Passenger lymphocyte syndrome – epidemiology, pathogenesis, diagnosis, treatment and future directions: A review

Yingfang Pan; Aiping Zhao; Xiujiao Jiang; Na Zhou; Jing Wang; Changkui Sun; Fang Zhou

doi:10.17305/bb.2025.12548

Authors

Yingfang Pan Blood Group Reference and Research Laboratory, Shandong Blood Center, Jinan，China; The First Clinical Medical School, Shandong University of Traditional Chinese Medicine, Jinan, China.
Aiping Zhao Blood Group Reference and Research Laboratory, Shandong Blood Center, Jinan，China
Xiujiao Jiang Blood Group Reference and Research Laboratory, Shandong Blood Center, Jinan，China
Na Zhou Blood Group Reference and Research Laboratory, Shandong Blood Center, Jinan，China
Jing Wang Department of Hematology, the 960th Hospital of the People’s Liberation Army Joint Logistics Support Force, Jinan, China
Changkui Sun Blood Group Reference and Research Laboratory, Shandong Blood Center, Jinan，China
Fang Zhou Department of Hematology, the 960th Hospital of the People’s Liberation Army Joint Logistics Support Force, Jinan, China

DOI:

https://doi.org/10.17305/bb.2025.12548

Keywords:

Passenger lymphocyte syndrome, transplantation, epidemiology, graft survival, red blood cell transfusion, blood group incompatibility, hemolytic anaemia

Abstract

Passenger lymphocyte syndrome (PLS) is a hematological complication that can occur following transplantation, characterized by donor-derived memory B lymphocytes producing antibodies against the recipient's blood cells. This review examines the pathophysiology, diagnostic approaches, and treatment strategies aimed at enhancing clinical management and standardizing therapeutic protocols for PLS. A literature search was conducted using Web of Science and PubMed to identify relevant publications on PLS, resulting in 79 studies. Studies were selected based on predefined criteria, including a focus on human donor-derived alloimmunity, documented blood group antigen-antibody interactions, transplantation context, clinical data on outcomes or management, and methodological validity.

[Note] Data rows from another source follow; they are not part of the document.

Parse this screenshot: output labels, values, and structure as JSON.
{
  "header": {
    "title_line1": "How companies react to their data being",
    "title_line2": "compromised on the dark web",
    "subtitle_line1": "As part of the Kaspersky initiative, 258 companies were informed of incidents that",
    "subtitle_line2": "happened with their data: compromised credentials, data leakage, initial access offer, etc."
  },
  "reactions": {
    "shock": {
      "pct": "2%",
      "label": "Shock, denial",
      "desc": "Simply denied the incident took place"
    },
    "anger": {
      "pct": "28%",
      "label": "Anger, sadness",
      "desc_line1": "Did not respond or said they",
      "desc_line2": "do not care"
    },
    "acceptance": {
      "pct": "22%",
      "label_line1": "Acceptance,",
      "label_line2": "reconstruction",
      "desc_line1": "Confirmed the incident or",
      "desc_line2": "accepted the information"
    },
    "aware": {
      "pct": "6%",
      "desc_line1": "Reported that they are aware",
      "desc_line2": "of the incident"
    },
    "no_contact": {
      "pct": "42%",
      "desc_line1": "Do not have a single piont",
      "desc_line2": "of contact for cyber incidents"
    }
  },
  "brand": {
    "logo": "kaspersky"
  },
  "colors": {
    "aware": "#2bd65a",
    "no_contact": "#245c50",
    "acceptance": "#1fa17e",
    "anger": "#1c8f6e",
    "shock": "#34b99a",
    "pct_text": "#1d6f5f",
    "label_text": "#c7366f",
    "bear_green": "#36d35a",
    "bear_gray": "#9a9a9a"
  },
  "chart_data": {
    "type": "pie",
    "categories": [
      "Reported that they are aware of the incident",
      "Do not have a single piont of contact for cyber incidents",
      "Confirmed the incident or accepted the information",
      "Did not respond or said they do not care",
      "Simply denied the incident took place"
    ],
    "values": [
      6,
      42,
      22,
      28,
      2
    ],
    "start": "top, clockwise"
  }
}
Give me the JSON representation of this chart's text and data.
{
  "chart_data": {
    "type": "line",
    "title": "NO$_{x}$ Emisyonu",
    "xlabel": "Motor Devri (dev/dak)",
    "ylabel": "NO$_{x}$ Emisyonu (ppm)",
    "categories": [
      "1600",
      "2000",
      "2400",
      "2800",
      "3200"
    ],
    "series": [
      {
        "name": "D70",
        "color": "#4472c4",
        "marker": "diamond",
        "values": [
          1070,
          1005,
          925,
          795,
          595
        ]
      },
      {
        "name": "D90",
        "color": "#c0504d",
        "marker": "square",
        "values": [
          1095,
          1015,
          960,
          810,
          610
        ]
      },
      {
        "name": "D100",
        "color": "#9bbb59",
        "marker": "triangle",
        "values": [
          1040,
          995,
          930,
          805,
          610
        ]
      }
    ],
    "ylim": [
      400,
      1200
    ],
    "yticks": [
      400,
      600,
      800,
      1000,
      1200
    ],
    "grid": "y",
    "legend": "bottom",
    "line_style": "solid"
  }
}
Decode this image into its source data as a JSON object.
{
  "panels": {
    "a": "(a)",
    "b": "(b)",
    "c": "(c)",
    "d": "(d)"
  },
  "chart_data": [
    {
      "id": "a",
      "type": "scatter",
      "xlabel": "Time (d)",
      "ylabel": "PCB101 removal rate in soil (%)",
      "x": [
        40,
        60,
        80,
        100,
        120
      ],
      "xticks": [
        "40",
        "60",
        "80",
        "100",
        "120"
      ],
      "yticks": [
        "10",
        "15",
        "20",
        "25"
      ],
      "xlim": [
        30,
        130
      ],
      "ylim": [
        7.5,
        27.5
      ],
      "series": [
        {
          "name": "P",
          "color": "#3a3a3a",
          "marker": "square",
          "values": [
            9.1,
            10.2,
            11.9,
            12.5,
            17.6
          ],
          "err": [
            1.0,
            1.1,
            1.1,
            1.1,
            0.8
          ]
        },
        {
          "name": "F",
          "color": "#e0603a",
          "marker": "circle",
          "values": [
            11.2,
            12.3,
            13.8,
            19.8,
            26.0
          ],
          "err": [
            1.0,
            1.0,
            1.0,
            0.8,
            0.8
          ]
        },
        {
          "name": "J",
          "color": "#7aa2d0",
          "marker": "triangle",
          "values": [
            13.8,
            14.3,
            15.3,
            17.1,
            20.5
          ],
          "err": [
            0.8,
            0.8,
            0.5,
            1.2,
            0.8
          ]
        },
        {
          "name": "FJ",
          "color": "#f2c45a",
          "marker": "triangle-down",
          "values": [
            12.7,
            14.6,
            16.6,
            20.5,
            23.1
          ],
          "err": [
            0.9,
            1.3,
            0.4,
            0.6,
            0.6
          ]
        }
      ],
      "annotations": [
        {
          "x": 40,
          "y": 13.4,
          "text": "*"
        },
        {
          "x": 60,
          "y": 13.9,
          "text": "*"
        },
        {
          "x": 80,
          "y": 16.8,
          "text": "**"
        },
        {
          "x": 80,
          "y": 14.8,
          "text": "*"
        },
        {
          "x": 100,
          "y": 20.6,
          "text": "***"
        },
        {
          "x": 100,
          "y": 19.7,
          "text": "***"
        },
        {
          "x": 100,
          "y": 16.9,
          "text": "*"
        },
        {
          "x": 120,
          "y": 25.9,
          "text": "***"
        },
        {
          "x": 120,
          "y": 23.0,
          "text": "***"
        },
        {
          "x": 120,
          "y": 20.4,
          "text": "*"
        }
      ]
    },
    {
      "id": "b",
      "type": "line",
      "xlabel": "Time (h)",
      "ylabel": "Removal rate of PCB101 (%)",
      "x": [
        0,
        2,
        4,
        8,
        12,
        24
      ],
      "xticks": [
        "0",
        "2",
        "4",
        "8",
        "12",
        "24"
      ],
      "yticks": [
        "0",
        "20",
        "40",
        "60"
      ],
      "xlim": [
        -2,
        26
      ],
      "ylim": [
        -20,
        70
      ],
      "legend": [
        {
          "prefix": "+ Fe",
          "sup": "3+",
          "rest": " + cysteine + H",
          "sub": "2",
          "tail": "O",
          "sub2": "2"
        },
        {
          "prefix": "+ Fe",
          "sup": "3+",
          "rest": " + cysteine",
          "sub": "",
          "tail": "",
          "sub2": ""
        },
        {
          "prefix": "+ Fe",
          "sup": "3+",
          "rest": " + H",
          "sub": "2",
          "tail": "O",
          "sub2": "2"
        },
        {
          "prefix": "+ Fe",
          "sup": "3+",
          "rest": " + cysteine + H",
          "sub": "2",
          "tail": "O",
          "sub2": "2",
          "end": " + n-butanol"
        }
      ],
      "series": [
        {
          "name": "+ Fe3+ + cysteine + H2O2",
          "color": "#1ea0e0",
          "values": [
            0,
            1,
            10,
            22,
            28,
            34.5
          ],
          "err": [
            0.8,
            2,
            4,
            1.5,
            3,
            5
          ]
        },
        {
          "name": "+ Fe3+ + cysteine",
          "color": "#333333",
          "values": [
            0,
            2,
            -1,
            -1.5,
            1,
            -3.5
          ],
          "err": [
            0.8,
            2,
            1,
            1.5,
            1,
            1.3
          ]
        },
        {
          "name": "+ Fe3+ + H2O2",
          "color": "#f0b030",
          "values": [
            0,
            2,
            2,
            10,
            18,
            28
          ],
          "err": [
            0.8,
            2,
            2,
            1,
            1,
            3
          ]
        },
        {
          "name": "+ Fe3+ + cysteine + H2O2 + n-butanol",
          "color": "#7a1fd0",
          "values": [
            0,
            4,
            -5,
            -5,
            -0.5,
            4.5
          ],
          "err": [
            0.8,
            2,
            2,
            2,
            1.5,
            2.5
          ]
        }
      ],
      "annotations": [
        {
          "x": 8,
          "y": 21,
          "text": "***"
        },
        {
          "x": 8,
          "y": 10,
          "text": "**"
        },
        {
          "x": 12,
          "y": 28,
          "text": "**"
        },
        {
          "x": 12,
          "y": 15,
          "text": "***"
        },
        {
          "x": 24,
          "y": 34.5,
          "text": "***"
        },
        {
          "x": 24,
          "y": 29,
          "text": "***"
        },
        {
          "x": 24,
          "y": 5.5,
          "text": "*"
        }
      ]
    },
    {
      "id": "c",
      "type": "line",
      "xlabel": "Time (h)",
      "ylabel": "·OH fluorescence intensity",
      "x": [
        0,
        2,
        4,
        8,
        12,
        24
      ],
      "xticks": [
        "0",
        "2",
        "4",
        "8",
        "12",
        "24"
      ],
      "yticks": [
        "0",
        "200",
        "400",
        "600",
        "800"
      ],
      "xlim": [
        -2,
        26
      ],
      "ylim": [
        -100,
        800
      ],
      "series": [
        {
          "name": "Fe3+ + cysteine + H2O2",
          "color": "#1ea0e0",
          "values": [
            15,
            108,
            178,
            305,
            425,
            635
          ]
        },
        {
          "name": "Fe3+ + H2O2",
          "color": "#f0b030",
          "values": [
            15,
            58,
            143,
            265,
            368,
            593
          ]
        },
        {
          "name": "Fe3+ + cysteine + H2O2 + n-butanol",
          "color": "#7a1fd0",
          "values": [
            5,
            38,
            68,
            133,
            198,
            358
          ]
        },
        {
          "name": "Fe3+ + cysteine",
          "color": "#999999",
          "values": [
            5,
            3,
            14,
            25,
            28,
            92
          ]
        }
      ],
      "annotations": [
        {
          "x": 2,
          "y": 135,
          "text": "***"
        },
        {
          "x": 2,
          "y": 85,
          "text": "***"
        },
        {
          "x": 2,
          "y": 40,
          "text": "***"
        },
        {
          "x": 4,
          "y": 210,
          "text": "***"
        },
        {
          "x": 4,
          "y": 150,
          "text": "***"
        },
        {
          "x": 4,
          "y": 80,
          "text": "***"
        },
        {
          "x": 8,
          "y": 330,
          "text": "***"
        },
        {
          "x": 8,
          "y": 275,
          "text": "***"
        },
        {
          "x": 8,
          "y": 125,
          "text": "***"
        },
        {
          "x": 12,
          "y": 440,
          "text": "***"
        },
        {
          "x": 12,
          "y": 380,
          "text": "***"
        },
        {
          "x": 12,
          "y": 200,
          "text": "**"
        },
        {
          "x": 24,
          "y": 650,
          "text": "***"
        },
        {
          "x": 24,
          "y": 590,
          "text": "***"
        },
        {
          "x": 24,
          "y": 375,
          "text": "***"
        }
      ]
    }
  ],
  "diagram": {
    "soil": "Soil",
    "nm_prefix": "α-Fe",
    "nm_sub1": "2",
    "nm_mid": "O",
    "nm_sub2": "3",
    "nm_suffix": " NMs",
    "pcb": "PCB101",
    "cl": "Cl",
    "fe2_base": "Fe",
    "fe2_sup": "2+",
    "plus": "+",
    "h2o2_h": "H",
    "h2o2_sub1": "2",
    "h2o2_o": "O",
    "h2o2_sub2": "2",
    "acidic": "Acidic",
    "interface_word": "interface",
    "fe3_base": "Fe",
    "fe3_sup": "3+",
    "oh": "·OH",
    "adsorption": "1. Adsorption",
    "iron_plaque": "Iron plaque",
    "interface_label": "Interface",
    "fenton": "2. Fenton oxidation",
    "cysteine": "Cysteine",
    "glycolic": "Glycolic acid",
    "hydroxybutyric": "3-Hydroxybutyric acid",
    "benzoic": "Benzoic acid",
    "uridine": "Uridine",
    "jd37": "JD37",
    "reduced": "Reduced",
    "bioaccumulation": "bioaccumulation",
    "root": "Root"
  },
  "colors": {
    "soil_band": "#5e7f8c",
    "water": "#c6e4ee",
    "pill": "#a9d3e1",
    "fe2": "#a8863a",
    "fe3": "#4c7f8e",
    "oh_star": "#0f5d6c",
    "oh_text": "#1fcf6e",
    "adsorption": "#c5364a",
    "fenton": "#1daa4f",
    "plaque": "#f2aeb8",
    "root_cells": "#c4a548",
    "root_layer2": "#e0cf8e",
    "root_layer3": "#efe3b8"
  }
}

Only studies containing actual patient data and substantive discussions about PLS were included. PLS commonly presents as hemolytic anemia, accompanied by elevated lactate dehydrogenase (LDH) levels, indirect hyperbilirubinemia, and reduced haptoglobin levels. Diagnosis is primarily based on clinical manifestations and laboratory tests, including the direct antiglobulin test (DAT) and antibody screening. Differential diagnosis is crucial for excluding drug-induced hemolytic anemia and thrombotic microangiopathy. Current treatment strategies for PLS focus on halting hemolysis and restoring hematological balance. First-line treatment includes donor-compatible red blood cell transfusions and high-dose corticosteroids, while refractory cases may necessitate rituximab or plasmapheresis. Despite advancements in PLS management, challenges persist, including delayed diagnosis due to self-limiting cases and a lack of standardized treatment protocols. Future research should incorporate genomic and proteomic biomarkers for accurate diagnosis and risk prediction. Developing mechanism-driven therapies targeting donor lymphocytes and establishing global consensus frameworks can enhance monitoring, improve graft survival, and optimize transplant recipient outcomes.